JRM: A friend found it in a blog and sent it to me. [He said], ‘Let’s go to Newfoundland and see what’s in the archives,’ because there is this big preserved giant squid in one of their galleries. We went to Memorial University, and I did a bunch of digging there. It’s a big squid epicentre.
SG: Let’s jump from giant squid to giant character. How did you craft the persona of Eddie the Yeti, who’s tall and ungainly. He makes fun of his shape and size throughout the novel.
JRM: I wanted to create a horror noir. So, ultimately, it was born out of the idea that what people really connect to are characters. He had to be humble, but [also] monstrous. … Big people command a room, but when you flip it around, their lives can be difficult. You’ve got this quality that makes you formidable, but also is secretly something causing you suffering. I wanted to play with that idea that our bodies can define who we are.
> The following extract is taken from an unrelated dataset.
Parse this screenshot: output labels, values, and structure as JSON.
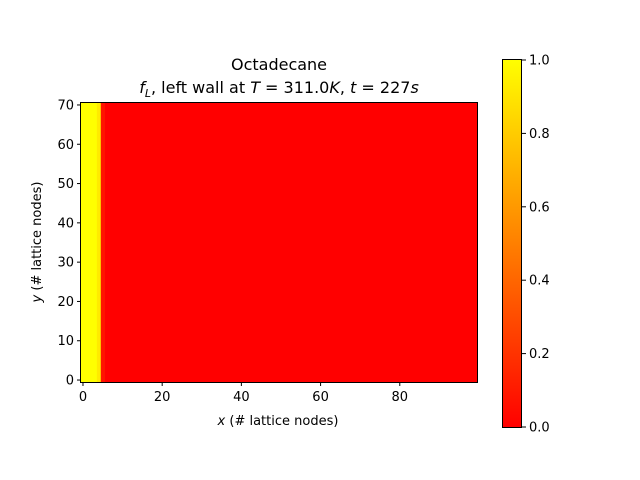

SG: Tell me about the women, such as Amelia Keane, the local detective, who is trying very hard to uphold the law, despite backroom dealings. And Yumi, the assassin with a “wakizashi” sword and Rolle Beckson’s underling, who will force Eddie to do his bidding.
JRM: Amelia understands what it’s like to be trapped in a certain structure. You agree to be a cop because you want to get things done and do them right, and then you encounter corruption, sexism, barriers.
Yumi [is] a ridiculous character, but I wanted to add the story about her origin, that her grandmother was a “comfort woman” for Japanese soldiers. Yumi is not so much a femme fatale but a manifestation of pure anger and violence that is the result of this bloodline that has been exploited by powerful men.
SG: The coldest man, is Rolle Beckson, the chief innovation officer of Haxan Corp., which bought the offshore platform. He’s a tech billionaire with absolutely no conscience. Ultimately he traps poor Eddie in a giant bubble 700 feet below sea level, with just enough oxygen to barely stay alive. Did you go full-on James Bond at that point?
JRM: I did. Some of the response to the book has been, ‘it’s awesome, but I wish the villain had a little bit more depth.’ Even my editor asked, ‘Is he evil or is he stupid?’ We still really want a certain quality from our villains, but the true villains of our time are cruel idiots. … That’s what I wanted to capture with Rolle. So I took this James Bond approach, because, you know, you think about [Elon Musk’s] SpaceX, that’s what it is. It’s a James Bond villain trying to get to space and colonize the moon.
SG: I’m wondering if your novel’s Harvey Queen incident was based on the Ocean Ranger disaster in 1982?
JRM: Part of the contextual background for the story of Newfoundland, to me, is resource extraction, and one of the resources that gets extracted from that place is people. They get taken advantage of, sometimes fatally. I think labour and how we use the resources there is a big part of that story, too. And the Ocean Ranger is a tragedy that haunts the place.
SG: The ending – without giving it away – wraps up beautifully. Do you consider yourself a spiritual person?
JRM: My spiritual portal, I guess, is nature. That’s one of my core themes: How do we exist in relation to nature? I was just in Ireland, and we went out to the end of Sheep’s Head, which is this big, long peninsula in the southwest. You get out to the very tip, and it’s just raw Atlantic all the way across. Those moments are the ones where I think it’s undeniable that there’s some energy in the world that courses throughout this stuff.
SG: What else do you have on your plate?
JRM: I report for a trade publication called Biometric Update. … I write a lot about identity verification and facial recognition and data privacy policy. Some of it will probably start to show up in the fiction eventually.
This interview has been condensed and edited for length and clarity.